Just east of Bush Hill Road, a sluice house was built on a gantry straddling the New River in 1796. Sluice gates were operated from here to control the flow of water over the Bush Hill frame. Shown in the photo below, the Bush Hill Sluice is now grade II listed.
The Tower, on Quakers Walk, is also grade II listed. Though it looks like a cross between a medieval defensive structure and a water tower, it is in fact a 19th-century residential folly and is listed for its curiosity value.
Bush Hill House was recased in brick in the 1850s and leased to the shipping magnate Samuel Cunard.
At the end of the century the southern part of the estate was sold for development, while the house (by then called Halliwick) and its grounds became a girls’ boarding school.

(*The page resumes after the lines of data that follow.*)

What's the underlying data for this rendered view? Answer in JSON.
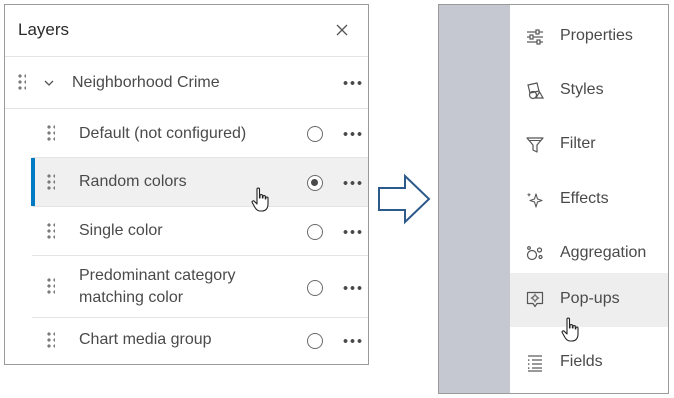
{
  "layers_panel": {
    "title": "Layers",
    "close_label": "×",
    "group": {
      "name": "Neighborhood Crime"
    },
    "styles": [
      {
        "label": "Default (not configured)",
        "selected": false
      },
      {
        "label": "Random colors",
        "selected": true
      },
      {
        "label": "Single color",
        "selected": false
      },
      {
        "label": "Predominant category matching color",
        "selected": false
      },
      {
        "label": "Chart media group",
        "selected": false
      }
    ]
  },
  "properties_menu": {
    "items": [
      {
        "label": "Properties",
        "icon": "sliders-icon"
      },
      {
        "label": "Styles",
        "icon": "shapes-icon"
      },
      {
        "label": "Filter",
        "icon": "filter-icon"
      },
      {
        "label": "Effects",
        "icon": "sparkle-icon"
      },
      {
        "label": "Aggregation",
        "icon": "aggregation-icon"
      },
      {
        "label": "Pop-ups",
        "icon": "popup-icon",
        "selected": true
      },
      {
        "label": "Fields",
        "icon": "fields-icon"
      }
    ]
  },
  "colors": {
    "accent": "#007ac2",
    "selected_row": "#f0f0f0",
    "sidebar_strip": "#c5c8d0",
    "arrow_stroke": "#2d5a8a"
  }
}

From 1911 the school catered specifically for disabled girls.
Housebuilding resumed in the Bush Hill area after the First World War with the laying out of the New River estate. The first houses in Sittingbourne Avenue and Faversham Avenue were occupied by 1926 and the modern appearance of the locality was largely fixed by the mid-1930s.
The council put up some housing in Halliwick’s grounds in the 1960s and the charity I CAN took over the college in 1985 but closed it in 1993. By this time the house had been rebuilt to such an extent that almost nothing of the original mansion remained and it was demolished to make way for Laing Homes’ Cunard Crescent.